Ships baker seal- About 1 ½ - 2 oz diced salt port (or a chunk about 1 ½ - 2” square)

- 1 cup diced onion

- 3 cups shrimp stock

- 1 cup clam broth

- 2 cups peeled and diced potatoes

- a bay leaf

- cayenne to taste

- 1 teaspoon salt

- 8-12 shelled raw shrimp

- about ½ cup heavy cream

- 2 Tablespoons chopped parsley

  1. Cook the salt pork in a heavy pot over medium heat until the fat is rendered and the meat begins to crisp.
  2. Reduce the heat to low, stir in the onions and cook until they soften but do not brown.
  3. Add the stock, broth, potatoes, bay, cayenne and salt.
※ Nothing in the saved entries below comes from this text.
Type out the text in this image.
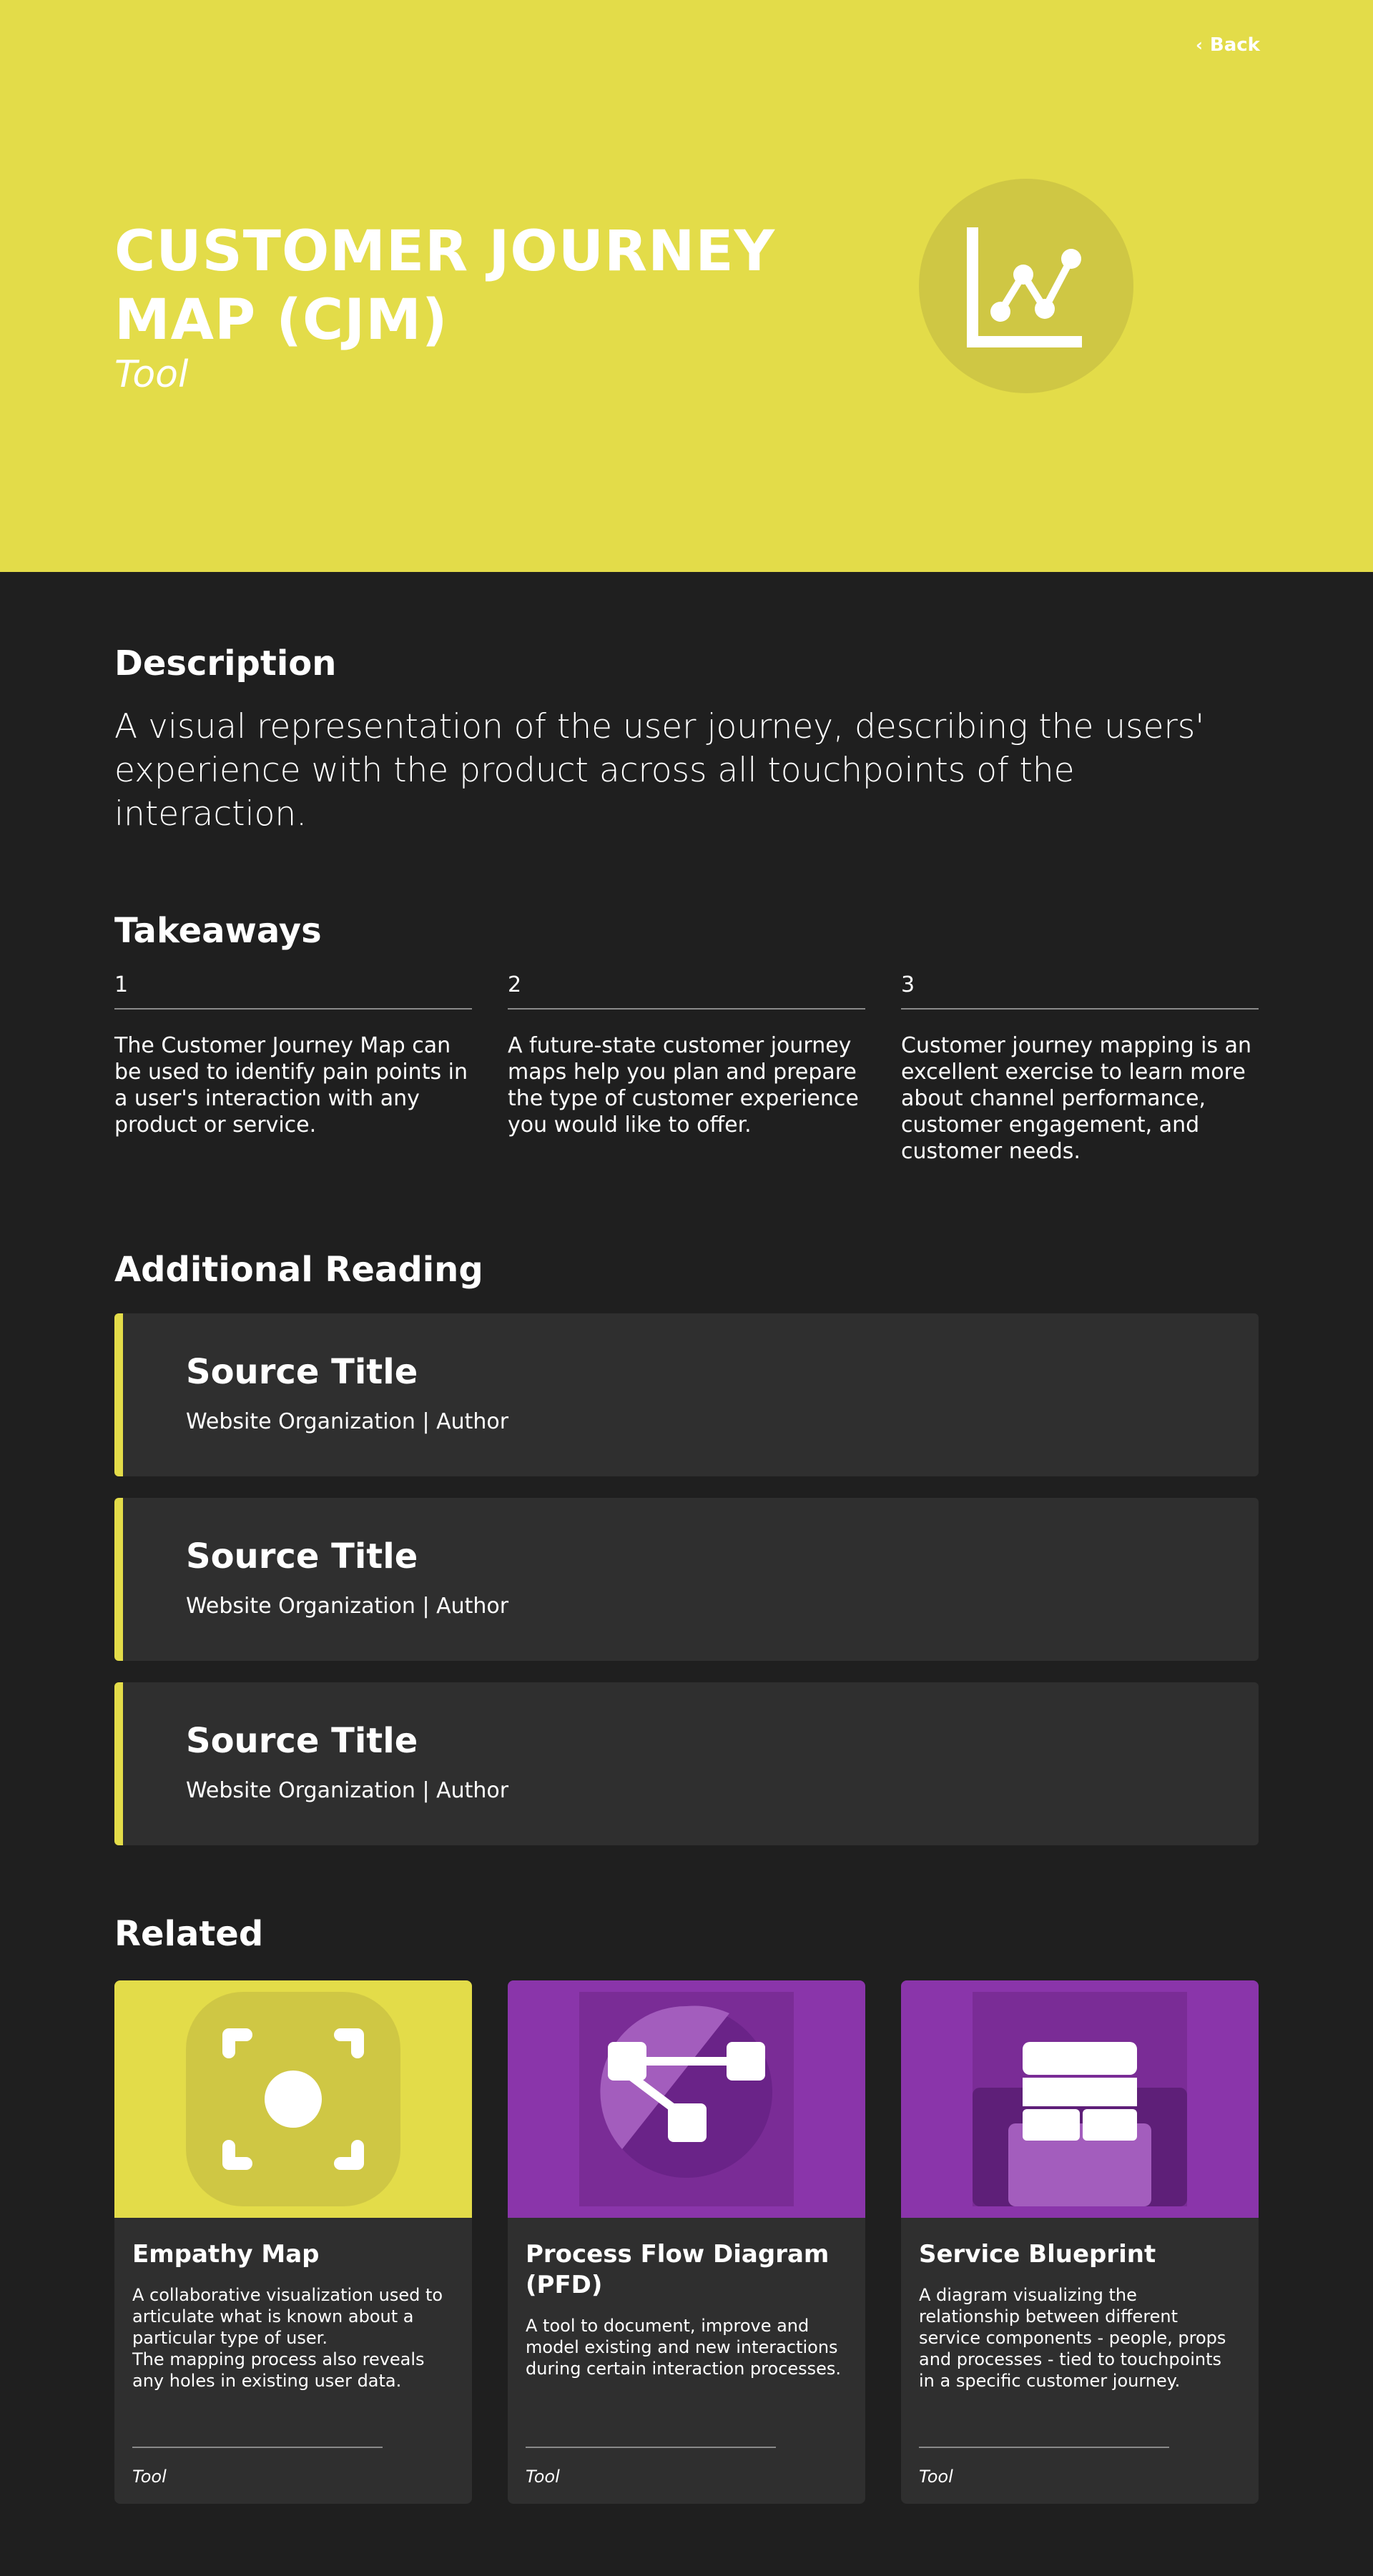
‹ Back
CUSTOMER JOURNEY MAP (CJM)
Tool
Description

A visual representation of the user journey, describing the users' experience with the product across all touchpoints of the interaction.

Takeaways
1
The Customer Journey Map can be used to identify pain points in a user's interaction with any product or service.
2
A future-state customer journey maps help you plan and prepare the type of customer experience you would like to offer.
3
Customer journey mapping is an excellent exercise to learn more about channel performance, customer engagement, and customer needs.
Additional Reading
Source Title
Website Organization | Author
Source Title
Website Organization | Author
Source Title
Website Organization | Author
Related
Empathy Map
A collaborative visualization used to articulate what is known about a particular type of user.
The mapping process also reveals any holes in existing user data.
Tool
Process Flow Diagram (PFD)
A tool to document, improve and model existing and new interactions during certain interaction processes.
Tool
Service Blueprint
A diagram visualizing the relationship between different service components - people, props and processes - tied to touchpoints in a specific customer journey.
Tool
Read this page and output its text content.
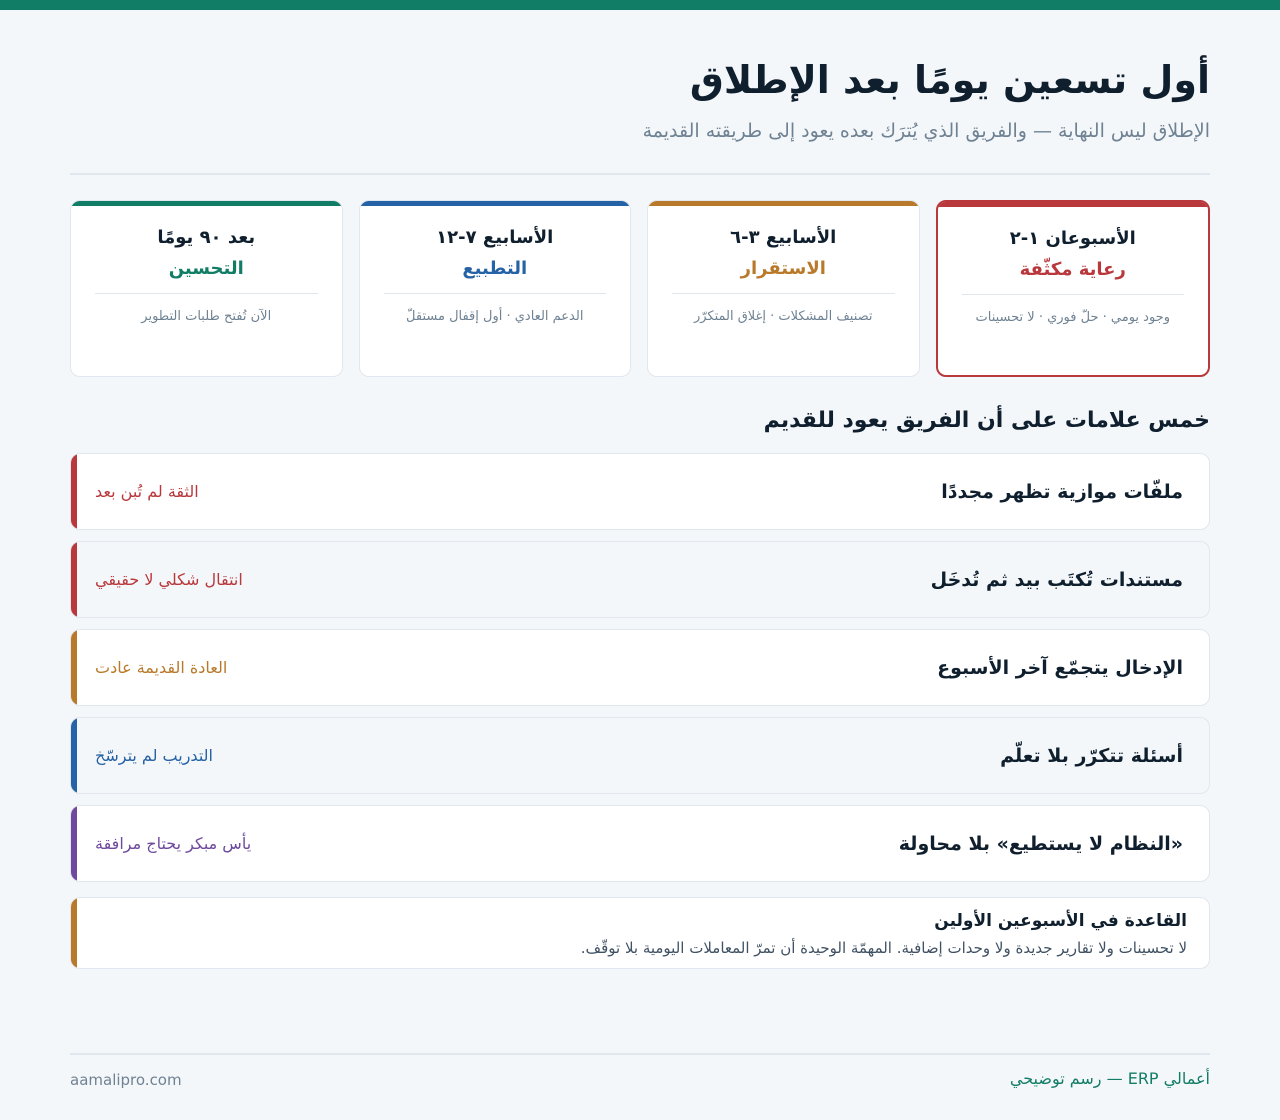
أول تسعين يومًا بعد الإطلاق
الإطلاق ليس النهاية — والفريق الذي يُترَك بعده يعود إلى طريقته القديمة
الأسبوعان ١-٢
رعاية مكثّفة
وجود يومي · حلّ فوري · لا تحسينات
الأسابيع ٣-٦
الاستقرار
تصنيف المشكلات · إغلاق المتكرّر
الأسابيع ٧-١٢
التطبيع
الدعم العادي · أول إقفال مستقلّ
بعد ٩٠ يومًا
التحسين
الآن تُفتح طلبات التطوير
خمس علامات على أن الفريق يعود للقديم
ملفّات موازية تظهر مجددًا
الثقة لم تُبن بعد
مستندات تُكتَب بيد ثم تُدخَل
انتقال شكلي لا حقيقي
الإدخال يتجمّع آخر الأسبوع
العادة القديمة عادت
أسئلة تتكرّر بلا تعلّم
التدريب لم يترسّخ
«النظام لا يستطيع» بلا محاولة
يأس مبكر يحتاج مرافقة
القاعدة في الأسبوعين الأولين
لا تحسينات ولا تقارير جديدة ولا وحدات إضافية. المهمّة الوحيدة أن تمرّ المعاملات اليومية بلا توقّف.
أعمالي ERP — رسم توضيحي
aamalipro.com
Bring to a boil, reduce the heat to low and simmer the soup until the potatoes become quite soft.
  4. Discard the bay and puree the soup (an electric immersion blender is handy).
  5. Drop the shrimp into the soup and simmer just until they curl lightly.
  6. Stir in the cream and a generous grind of pepper, taste for salt, and serve sprinkled with parsley.


- Stirring a pinch of curry powder into the soup at the end of Step 2 does no harm.

- Substituting more shrimp stock for the clam broth renders the soup less Yankee and more English.